Both officers opened fire, critically injuring the teen.
The civil complaint, reports the Herald, acknowledges that she was wielding a knife and, at one point, holding it to her own throat. But its recounting of events diverges from that of the officers, claiming that Robinson was unarmed when she was shot.
Attorneys for the teenager say she was sitting inside her car when a police sergeant broke the window with his baton. Purportedly pulling her out by her hair, the sergeant allowed her to walk a short distance while trying to shock her with a malfunctioning stun gun.
The lawsuit claims that the officers “radically escalated the severity” of the situation and lacked proper crisis management training.
An inter-agency investigation cleared both officers involved in the shooting of any wrongdoing. Local prosecutors declined to press charges.
“At the time of the shooting, the involved officers were trained in crisis management techniques to the standard required by state law,” the Arlington Police Department said in a statement last week. “The independent investigation showed that the officers repeatedly attempted to deescalate the situation, including the deployment of a Taser to prevent injury to the plaintiff, the officers, and bystanders. The plaintiff pled guilty to two counts of Assault on a Police Officer in connection with the case, admitting she attempted to assault the officers to force a ‘suicide by cop’ scenario.”

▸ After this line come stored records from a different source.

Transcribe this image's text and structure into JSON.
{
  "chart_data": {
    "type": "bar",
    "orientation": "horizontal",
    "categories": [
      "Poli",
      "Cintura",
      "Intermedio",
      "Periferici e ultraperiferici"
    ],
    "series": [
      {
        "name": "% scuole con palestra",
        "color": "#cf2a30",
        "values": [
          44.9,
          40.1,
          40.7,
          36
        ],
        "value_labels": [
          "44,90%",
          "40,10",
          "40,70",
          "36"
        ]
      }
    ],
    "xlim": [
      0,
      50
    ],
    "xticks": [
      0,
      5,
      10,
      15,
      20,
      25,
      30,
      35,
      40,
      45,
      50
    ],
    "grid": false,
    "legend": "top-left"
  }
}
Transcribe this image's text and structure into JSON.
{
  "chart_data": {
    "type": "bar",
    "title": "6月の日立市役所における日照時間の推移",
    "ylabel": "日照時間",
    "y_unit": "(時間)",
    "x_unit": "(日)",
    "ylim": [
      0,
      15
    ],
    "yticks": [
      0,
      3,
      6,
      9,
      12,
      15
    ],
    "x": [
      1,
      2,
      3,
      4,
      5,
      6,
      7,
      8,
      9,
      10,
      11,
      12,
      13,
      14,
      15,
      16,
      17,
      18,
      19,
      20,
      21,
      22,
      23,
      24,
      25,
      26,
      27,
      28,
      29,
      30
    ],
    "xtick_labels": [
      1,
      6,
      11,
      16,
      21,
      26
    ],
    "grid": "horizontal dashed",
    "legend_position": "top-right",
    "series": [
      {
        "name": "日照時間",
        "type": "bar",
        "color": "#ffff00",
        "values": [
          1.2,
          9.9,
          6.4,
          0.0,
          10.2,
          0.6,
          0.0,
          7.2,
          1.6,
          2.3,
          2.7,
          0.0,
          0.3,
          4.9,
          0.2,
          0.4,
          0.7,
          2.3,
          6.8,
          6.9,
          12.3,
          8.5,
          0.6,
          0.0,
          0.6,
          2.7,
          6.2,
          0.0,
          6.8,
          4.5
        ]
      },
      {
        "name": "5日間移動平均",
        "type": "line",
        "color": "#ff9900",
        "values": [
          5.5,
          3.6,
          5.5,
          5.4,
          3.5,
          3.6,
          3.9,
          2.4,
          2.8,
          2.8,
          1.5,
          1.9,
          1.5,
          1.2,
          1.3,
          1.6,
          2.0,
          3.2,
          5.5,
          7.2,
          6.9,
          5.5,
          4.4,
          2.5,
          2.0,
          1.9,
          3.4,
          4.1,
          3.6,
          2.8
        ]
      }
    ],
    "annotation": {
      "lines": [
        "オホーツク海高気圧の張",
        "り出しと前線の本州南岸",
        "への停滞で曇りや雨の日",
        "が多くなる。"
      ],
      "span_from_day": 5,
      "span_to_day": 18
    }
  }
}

The Herald notes that Robinson, in fact, pled guilty to fourth-degree assault and unlawful display of a weapon. Both offenses are misdemeanors.
Robinson had no criminal record prior to the encounter.
Police and eyewitness accounts say that Robinson was roaming residential streets, ‘wailing’ and ‘very emotionally upset’ following an incident with her boyfriend the night before.
After officers arrived, Robinson locked herself in a car and threatened to cut her own throat.
Once she was out of the car, the complaint indicates she abandoned the knife and was walking away from the officers.
“At the moment Defendants Olson and Barret deployed deadly force, Plaintiff Robinson was unarmed and posed no immediate threat to either officer and no reasonable officer under the circumstances would have perceived her as such,” claims the lawsuit, adding that the knife was found more than 40 feet away from where she’d been shot.